Eso era cierto, y ella no se iba a echar la culpa del ataque, pero pensó que sería mejor no atizarle la furia, por lo menos no en ese momento; jamás lo había visto así; en realidad, nunca había visto a nadie así, tan tenso por la ira que daba la impresión de que podría estallar en trocitos. Ella pensó que estaba descontrolado, pero viéndolo tan inmóvil que casi le daba miedo respirar, comprendió que era todo lo contrario.

Eren estaba tan controlado como si estuviera aferrado por tenazas; si no, sir Geoffrey estaría tendido en el suelo sobre un charco de sangre.
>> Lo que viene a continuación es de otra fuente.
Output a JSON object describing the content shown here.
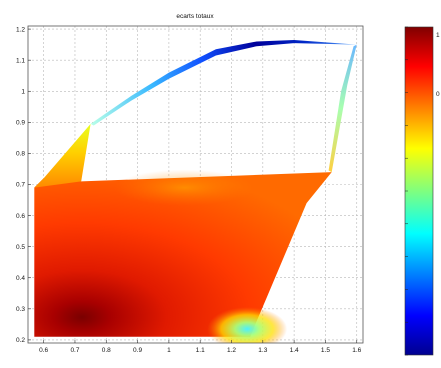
{
  "chart_data": {
    "type": "heatmap",
    "title": "ecarts totaux",
    "xlabel": "",
    "ylabel": "",
    "xlim": [
      0.55,
      1.62
    ],
    "ylim": [
      0.19,
      1.21
    ],
    "xticks": [
      0.6,
      0.7,
      0.8,
      0.9,
      1.0,
      1.1,
      1.2,
      1.3,
      1.4,
      1.5,
      1.6
    ],
    "xtick_labels": [
      "0.6",
      "0.7",
      "0.8",
      "0.9",
      "1",
      "1.1",
      "1.2",
      "1.3",
      "1.4",
      "1.5",
      "1.6"
    ],
    "yticks": [
      0.2,
      0.3,
      0.4,
      0.5,
      0.6,
      0.7,
      0.8,
      0.9,
      1.0,
      1.1,
      1.2
    ],
    "ytick_labels": [
      "0.2",
      "0.3",
      "0.4",
      "0.5",
      "0.6",
      "0.7",
      "0.8",
      "0.9",
      "1",
      "1.1",
      "1.2"
    ],
    "grid": true,
    "colormap": "jet",
    "colorbar": {
      "position": "right",
      "visible_tick_labels": [
        "1",
        "0"
      ]
    },
    "surface": {
      "boundary": [
        [
          0.57,
          0.21
        ],
        [
          0.57,
          0.69
        ],
        [
          0.6,
          0.72
        ],
        [
          0.75,
          0.895
        ],
        [
          1.0,
          1.06
        ],
        [
          1.15,
          1.135
        ],
        [
          1.4,
          1.165
        ],
        [
          1.6,
          1.15
        ],
        [
          1.57,
          1.02
        ],
        [
          1.52,
          0.74
        ],
        [
          1.44,
          0.64
        ],
        [
          1.31,
          0.33
        ],
        [
          1.28,
          0.26
        ],
        [
          1.26,
          0.21
        ]
      ],
      "hole": [
        [
          0.75,
          0.895
        ],
        [
          1.0,
          1.06
        ],
        [
          1.15,
          1.135
        ],
        [
          1.4,
          1.165
        ],
        [
          1.6,
          1.15
        ],
        [
          1.57,
          1.02
        ],
        [
          1.52,
          0.74
        ],
        [
          0.72,
          0.71
        ]
      ],
      "color_levels_description": [
        {
          "region": "lower-left corner near x=0.67, y=0.30",
          "level": "maximum (dark red)"
        },
        {
          "region": "main body",
          "level": "high (red/orange)"
        },
        {
          "region": "bottom right near x=1.25, y=0.23",
          "level": "low (cyan)"
        },
        {
          "region": "upper arc x=1.1-1.45, y=1.13-1.17",
          "level": "minimum (dark blue)"
        },
        {
          "region": "upper left x=0.6-0.72, y=0.72-0.9",
          "level": "medium (yellow)"
        }
      ]
    }
  }
}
Abrió la boca para decir algo más, algo apaciguador, o incluso divertido, pero descubrió que no se le ocurría nada, no tenía capacidad para hacer nada que no fuera mirarlo, mirar a ese hombre que creía conocer tan bien.

El momento le producía una especie de parálisis, un atontamiento; no podía desviar los ojos de él. Él tenía la respiración agitada; era evidente que seguía esforzándose por dominar la rabia y, curiosamente, parecía no estar del todo presente allí; estaba mirando a lo lejos, como hacia el horizonte, con la mirada desenfocada, y daba la impresión de que estaba… Sufriendo.

—¿Eren? —dijo, tímidamente.

Él no reaccionó.

—¿Eren? —repitió, alargando la mano y tocándolo.

Él se encogió, y se giró tan rápido a mirarla que ella casi se cayó de espaldas.

—¿Qué pasa? —preguntó, con la voz ronca.

—Nada —balbuceó ella, sin saber qué debía decir, sin saber siquiera si tenía algo que decirle aparte de su nombre.

Él cerró los ojos y estuvo así un momento, y luego los abrió, como esperando que ella dijera algo más.

—Creo que me iré a casa —dijo ella entonces.

La fiesta ya no tenía ningún atractivo para ella; lo único que deseaba era refugiarse en un lugar seguro y conocido. Porque de repente Eren no le parecía ni seguro ni conocido.

—Yo presentaré tus disculpas en el salón —dijo él fríamente.

—Enviaré el coche de vuelta para que os lleve a ti y a las madres —añadió Mikasa.

La última vez que las vio, Janet y Carla estaban disfrutando inmensamente. No quería acortarles la velada.

—¿Te acompaño a la puerta de atrás, o prefieres pasar por el salón?

—Creo que por la puerta de atrás.

Y él la acompañó hasta el coche, quemándole la espalda con la mano todo el camino. Pero cuando llegaron al coche, en lugar de aceptar su ayuda para subir, se giró hacia él con una repentina pregunta quemándole los labios.

—¿Cómo supiste que yo estaba en el jardín?

Él guardó silencio. O tal vez le habría contestado, aunque no con la rapidez que ella quería.

—¿Me estabas observando?

A él se le curvaron los labios, aunque no en una sonrisa, y ni siquiera en el comienzo de una sonrisa.

—Siempre te estoy observando —dijo tristemente.

Y ella se quedó con esa respuesta para pensar el resto de la noche.